War on the Lakes: A Tempest in a Tea Cup
Soon, the opposing forces reached something approaching parity, each maintaining between one and two-dozen lightly armed sloops, schooners and brigs.
For two years, these miniature navies raided each other’s ports, landed troops on hostile shores, and bombarded rival positions. Yet rarely did the enemy fleets clash. Commanders on both sides feared that losing a decisive confrontation would hand total control of the lakes (and the very outcome of the war) over to the opposition.
The largest naval encounter on the Great Lakes took place on Erie a few miles off Put-In-Bay, Ohio on Sept. 10, 1813. The afternoon battle saw a force of nine American vessels batter a fleet of six British ships into submission. While the day-long contest cost fewer than 100 lives, it did guarantee U.S. supremacy on Lake Erie and threw the whole British war effort into disarray.
Introducing the St. Lawrence
In the aftermath of the decisive clash, the British focused their efforts on holding nearby Lake Ontario.

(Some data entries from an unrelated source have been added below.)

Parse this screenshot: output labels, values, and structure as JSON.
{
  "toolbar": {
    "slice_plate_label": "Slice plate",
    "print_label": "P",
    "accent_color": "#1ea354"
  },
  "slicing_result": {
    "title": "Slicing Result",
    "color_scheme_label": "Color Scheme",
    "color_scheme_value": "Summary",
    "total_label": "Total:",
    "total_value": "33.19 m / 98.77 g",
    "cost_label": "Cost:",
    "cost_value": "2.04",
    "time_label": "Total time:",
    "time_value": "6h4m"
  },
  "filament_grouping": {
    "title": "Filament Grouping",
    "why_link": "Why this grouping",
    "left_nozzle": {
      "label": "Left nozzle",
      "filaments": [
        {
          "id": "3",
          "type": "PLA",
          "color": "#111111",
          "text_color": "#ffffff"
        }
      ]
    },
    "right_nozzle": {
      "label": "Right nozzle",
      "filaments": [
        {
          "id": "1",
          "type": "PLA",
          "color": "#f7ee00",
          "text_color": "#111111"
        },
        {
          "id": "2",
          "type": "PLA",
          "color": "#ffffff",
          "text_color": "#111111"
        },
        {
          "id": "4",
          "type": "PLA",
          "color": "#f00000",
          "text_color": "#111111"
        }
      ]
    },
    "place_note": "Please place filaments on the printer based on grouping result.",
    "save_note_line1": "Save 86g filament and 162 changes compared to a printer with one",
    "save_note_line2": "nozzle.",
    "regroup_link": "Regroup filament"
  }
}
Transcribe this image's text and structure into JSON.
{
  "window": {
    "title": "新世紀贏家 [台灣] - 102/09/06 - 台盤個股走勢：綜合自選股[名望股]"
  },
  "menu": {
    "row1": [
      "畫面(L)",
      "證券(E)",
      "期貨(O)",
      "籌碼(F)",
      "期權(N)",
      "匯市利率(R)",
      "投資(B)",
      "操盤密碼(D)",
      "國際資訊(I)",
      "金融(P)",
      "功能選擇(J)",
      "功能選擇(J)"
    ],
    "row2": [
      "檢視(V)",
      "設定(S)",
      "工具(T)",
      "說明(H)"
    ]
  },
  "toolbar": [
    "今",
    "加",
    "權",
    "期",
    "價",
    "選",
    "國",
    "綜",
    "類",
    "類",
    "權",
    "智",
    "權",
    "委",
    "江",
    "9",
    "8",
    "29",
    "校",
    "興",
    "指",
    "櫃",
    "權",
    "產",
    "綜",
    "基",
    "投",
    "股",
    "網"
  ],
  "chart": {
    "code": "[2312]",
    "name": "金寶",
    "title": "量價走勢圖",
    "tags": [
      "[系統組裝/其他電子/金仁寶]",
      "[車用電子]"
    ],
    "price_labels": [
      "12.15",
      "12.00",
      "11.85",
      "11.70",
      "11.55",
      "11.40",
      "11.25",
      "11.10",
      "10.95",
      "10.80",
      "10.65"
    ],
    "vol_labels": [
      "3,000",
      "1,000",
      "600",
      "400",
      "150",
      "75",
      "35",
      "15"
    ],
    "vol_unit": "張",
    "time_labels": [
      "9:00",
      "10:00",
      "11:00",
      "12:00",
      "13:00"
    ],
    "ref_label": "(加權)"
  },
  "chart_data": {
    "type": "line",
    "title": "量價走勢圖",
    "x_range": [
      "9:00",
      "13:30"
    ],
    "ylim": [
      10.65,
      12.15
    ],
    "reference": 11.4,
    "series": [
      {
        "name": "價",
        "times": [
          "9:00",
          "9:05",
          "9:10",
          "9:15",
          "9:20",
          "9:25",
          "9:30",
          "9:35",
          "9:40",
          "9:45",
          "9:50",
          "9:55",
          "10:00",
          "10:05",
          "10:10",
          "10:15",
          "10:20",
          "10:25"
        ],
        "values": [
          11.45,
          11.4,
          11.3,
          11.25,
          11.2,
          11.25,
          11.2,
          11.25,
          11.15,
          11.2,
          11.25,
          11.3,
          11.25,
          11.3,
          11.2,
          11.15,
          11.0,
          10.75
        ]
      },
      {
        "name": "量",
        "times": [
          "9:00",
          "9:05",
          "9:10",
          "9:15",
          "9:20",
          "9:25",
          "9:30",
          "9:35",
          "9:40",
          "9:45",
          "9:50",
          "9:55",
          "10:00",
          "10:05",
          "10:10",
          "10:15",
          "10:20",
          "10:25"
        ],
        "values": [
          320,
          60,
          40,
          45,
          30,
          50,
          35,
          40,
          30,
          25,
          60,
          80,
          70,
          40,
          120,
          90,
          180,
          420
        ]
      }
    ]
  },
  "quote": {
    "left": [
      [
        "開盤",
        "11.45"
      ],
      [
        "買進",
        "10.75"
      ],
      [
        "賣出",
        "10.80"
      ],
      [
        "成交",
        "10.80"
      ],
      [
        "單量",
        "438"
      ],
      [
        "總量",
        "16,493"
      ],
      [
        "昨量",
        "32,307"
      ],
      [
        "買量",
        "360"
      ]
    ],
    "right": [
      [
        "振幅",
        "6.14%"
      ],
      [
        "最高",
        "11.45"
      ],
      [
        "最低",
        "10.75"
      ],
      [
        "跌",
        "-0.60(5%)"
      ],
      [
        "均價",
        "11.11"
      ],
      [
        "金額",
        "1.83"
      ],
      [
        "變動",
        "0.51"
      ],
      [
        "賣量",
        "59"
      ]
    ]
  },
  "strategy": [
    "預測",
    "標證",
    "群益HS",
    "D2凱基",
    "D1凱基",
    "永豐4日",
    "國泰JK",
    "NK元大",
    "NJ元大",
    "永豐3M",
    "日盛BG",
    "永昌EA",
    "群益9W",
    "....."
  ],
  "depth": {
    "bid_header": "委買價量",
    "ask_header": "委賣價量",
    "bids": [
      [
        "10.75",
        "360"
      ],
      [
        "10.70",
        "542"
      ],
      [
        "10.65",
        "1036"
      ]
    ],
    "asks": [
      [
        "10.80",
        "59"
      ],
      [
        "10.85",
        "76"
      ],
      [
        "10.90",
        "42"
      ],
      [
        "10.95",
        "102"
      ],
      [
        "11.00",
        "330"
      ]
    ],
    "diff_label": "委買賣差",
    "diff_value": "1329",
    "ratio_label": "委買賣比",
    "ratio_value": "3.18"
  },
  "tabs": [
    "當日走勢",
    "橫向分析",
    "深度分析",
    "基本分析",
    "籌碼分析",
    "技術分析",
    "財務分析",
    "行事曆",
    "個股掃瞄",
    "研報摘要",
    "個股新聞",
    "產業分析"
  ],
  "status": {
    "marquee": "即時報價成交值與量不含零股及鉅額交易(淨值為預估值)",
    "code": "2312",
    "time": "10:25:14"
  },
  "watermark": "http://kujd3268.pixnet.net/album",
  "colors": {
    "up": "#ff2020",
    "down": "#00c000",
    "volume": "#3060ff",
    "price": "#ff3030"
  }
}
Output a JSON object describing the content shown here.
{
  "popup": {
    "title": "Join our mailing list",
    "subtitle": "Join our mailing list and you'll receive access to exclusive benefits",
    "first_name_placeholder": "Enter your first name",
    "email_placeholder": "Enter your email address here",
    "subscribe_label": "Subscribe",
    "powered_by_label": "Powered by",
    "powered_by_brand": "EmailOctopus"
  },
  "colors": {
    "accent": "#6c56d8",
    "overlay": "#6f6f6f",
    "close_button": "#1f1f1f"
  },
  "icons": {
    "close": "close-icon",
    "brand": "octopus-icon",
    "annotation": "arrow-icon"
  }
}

Yeo was ordered by the admiralty to oversee the construction a new moderately-sized warship to shore up the British presence on the lake. He exceeded those orders and had the Kingston shipyard construct a bona-fide ship of the line instead.
By the fall of that year, the St. Lawrence was ready for action and the balance of power had decisively shifted in Britain’s favour. No U.S. vessels dared to challenge the Royal Navy on Lake Ontario from that point on. In fact, few enemy vessels even ventured from port for fear of an encounter with the new goliath and its crew of 800.
Ironically, within weeks of the ship’s maiden voyage, hostilities were suspended as peace negotiations commenced; the British warship, its paint barely dry, was to be laid up.
But had the war continued into 1815, it’s likely that the St. Lawrence would have done battle with much larger foes than the small brigs and sloops that sailed from the American ports on Lake Ontario.
By the end of 1814, the American shipyard at Sackets Harbor, New York was busy constructing a vessel to outgun the St. Lawrence. While the USS New Orleans was designed to carry 130 guns, its construction was halted in early 1815 after the peace. Had it been completed, it would have been joined by another American behemoth, the USS Chippewa, also under construction in the very same port.
Following the Treaty of Ghent, the terms of the subsequent Rush Bagot Agreement effectively demilitarized the Great Lakes. The St. Lawrence was promptly decommissioned and eventually sold in 1832 for a paltry £25. It later became the property of a local brewery where it was run aground to served as an improvised pier.
Later, after being picked apart for planks, the St. Lawrence was towed out into Lake Ontario and scuttled. She is now a popular wreck for scuba divers.
Models of HMS St. Lawrence are on display at opposite ends of Lake Ontario. One is at the Hamilton Military Museum in Hamilton, Ontario and at the Royal Military College in Kingston, Ontario.